Lead Data Engineer
Madfish
We are looking for a Lead Data Engineer to join our client’s team on an outstaff basis, helping financial institutions combat money laundering and fraud by building resilient, governed, high-quality data platforms.
You will own and evolve the client's Databricks + AWS Lakehouse ecosystem, enabling analysts, investigators, and product teams to derive insights into criminal behavior and act decisively.
This is a hands-on leadership role within the client’s engineering team, where you will design advanced data engineering solutions, enforce lakehouse best practices, mentor engineers, and drive quality, observability, and reliability across all data assets.
Key Responsibilities
- Own end-to-end design, build, optimization, and support of Spark/PySpark pipelines on Databricks (Batch + Streaming).
- Define and enforce Medallion (bronze/silver/gold) architecture standards, schema governance, lineage, and SLAs.
- Build secure and reusable data ingestion flows using NiFi, SFTP/FTPS, APIs, etc.
- Architect secure AWS data infrastructure: S3, IAM, KMS, Glue, Lake Formation, EC2/EKS, Lambda, Step Functions, Secrets Manager.

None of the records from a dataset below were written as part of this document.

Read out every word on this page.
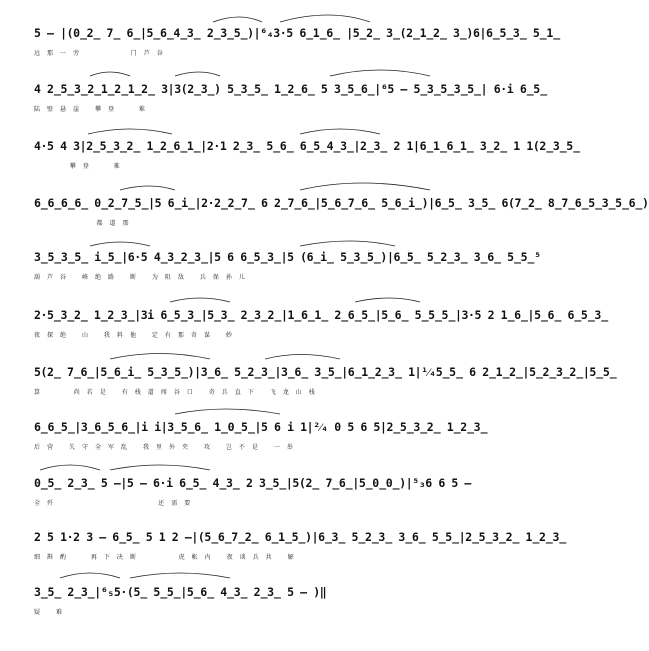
5 – |(0̲2̲ 7̲ 6̲|5̲6̲4̲3̲ 2̲3̲5̲)|⁶₄3·5 6̲1̲6̲ |5̲2̲ 3̲(2̲1̲2̲ 3̲)6|6̲5̲3̲ 5̲1̲
远 那 一 旁	门 芦 谷
4 2̲5̲3̲2̲1̲2̲1̲2̲ 3|3(2̲3̲) 5̲3̲5̲ 1̲2̲6̲ 5 3̲5̲6̲|⁶5 – 5̲3̲5̲3̲5̲| 6·i 6̲5̲
陆 壁 悬 崖 攀 登	难
4·5 4 3|2̲5̲3̲2̲ 1̲2̲6̲1̲|2·1 2̲3̲ 5̲6̲ 6̲5̲4̲3̲|2̲3̲ 2 1|6̲1̲6̲1̲ 3̲2̲ 1 1(2̲3̲5̲
攀 登	难
6̲6̲6̲6̲ 0̲2̲7̲5̲|5 6̲i̲|2·2̲2̲7̲ 6 2̲7̲6̲|5̲6̲7̲6̲ 5̲6̲i̲)|6̲5̲ 3̲5̲ 6(7̲2̲ 8̲7̲6̲5̲3̲5̲6̲)
都 道 那
3̲5̲3̲5̲ i̲5̲|6·5 4̲3̲2̲3̲|5 6 6̲5̲3̲|5 (6̲i̲ 5̲3̲5̲)|6̲5̲ 5̲2̲3̲ 3̲6̲ 5̲5̲⁵
葫 芦 谷 峰 绝 路 断 为 阻 敌 兵 保 孙 儿
2·5̲3̲2̲ 1̲2̲3̲|3i 6̲5̲3̲|5̲3̲ 2̲3̲2̲|1̲6̲1̲ 2̲6̲5̲|5̲6̲ 5̲5̲5̲|3·5 2 1̲6̲|5̲6̲ 6̲5̲3̲
夜 探 绝 山 我 料 他 定 有 那 奇 谋 妙
5(2̲ 7̲6̲|5̲6̲i̲ 5̲3̲5̲)|3̲6̲ 5̲2̲3̲|3̲6̲ 3̲5̲|6̲1̲2̲3̲ 1|¹⁄₄5̲5̲ 6 2̲1̲2̲|5̲2̲3̲2̲|5̲5̲
算	尚 若 是 有 栈 道 闯 谷 口 奇 兵 直 下 飞 龙 山 栈
6̲6̲5̲|3̲6̲5̲6̲|i i|3̲5̲6̲ 1̲0̲5̲|5 6 i 1|²⁄₄ 0 5 6 5|2̲5̲3̲2̲ 1̲2̲3̲
后 营 失 守 全 军 乱 我 里 外 夹 攻 岂 不 是 一 举
0̲5̲ 2̲3̲ 5 –|5 – 6·i 6̲5̲ 4̲3̲ 2 3̲5̲|5(2̲ 7̲6̲|5̲0̲0̲)|⁵₃6 6 5 –
全 歼	还 需 要
2 5 1·2 3 – 6̲5̲ 5 1 2 –|(5̲6̲7̲2̲ 6̲1̲5̲)|6̲3̲ 5̲2̲3̲ 3̲6̲ 5̲5̲|2̲5̲3̲2̲ 1̲2̲3̲
细 斟 酌	再 下 决 断	虎 帐 内 夜 谈 兵 共 解
3̲5̲ 2̲3̲|⁶₅5·(5̲ 5̲5̲|5̲6̲ 4̲3̲ 2̲3̲ 5 – )‖
疑 难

- Implement orchestration with Airflow, Databricks Workflows, Step Functions; standardize DAG patterns (idempotency, retries, observability).
- Champion data quality: expectations, anomaly detection, reconciliation, contract tests.
- Embed lineage & metadata via Unity Catalog, Glue, OpenLineage for audit and regulatory transparency.
- Drive CI/CD for data assets (IaC, notebook/test automation, artifact versioning, semantic tagging).
- Mentor engineers on distributed data performance, Delta Lake optimization, cost/performance trade-offs.
- Collaborate with Data Science, Product, and Compliance teams to translate analytical needs into robust data models.
- Lead technical design reviews and trade-off decisions.
- Support incident response, root-cause investigation, and preventative engineering.
- Drive continuous improvement: backlog triage, sizing, delivery tracking, stakeholder demos.
Requirements
- Expert-level SQL and hands-on experience with Databricks, Snowflake, Python, PySpark.
- Strong background in scalable data models, pipelines, and modern Cloud Lakehouse architecture.
- Proven production experience with Spark/PySpark (clusters, Delta Lake, Photon).
- Experience with Airflow, Databricks Workflows, Step Functions.
- Strong AWS knowledge: S3 layout strategies, IAM, Glue Catalog, Lake Formation, networking, encryption.
- CI/CD experience: Git branching, PR workflows, automated deployments, Terraform/CloudFormation.
- Familiarity with governance & lineage tools (Unity Catalog, OpenLineage, Atlas) and compliance (PII/PCI, retention).
- Strong communication skills and experience working with cross-functional partners (data science, product, compliance, security).
-
Incident management experience (on-call, observability dashboards, MTTR reduction).
Nice to Have
- Experience with Delta Lake, Databricks Lakehouse, and Unity Catalog.
- NiFi ingestion pipelines, Hadoop ecosystem familiarity.
- Python packaging for shared libraries.
- OpenTelemetry or similar observability tooling.
- Financial crime / AML domain exposure.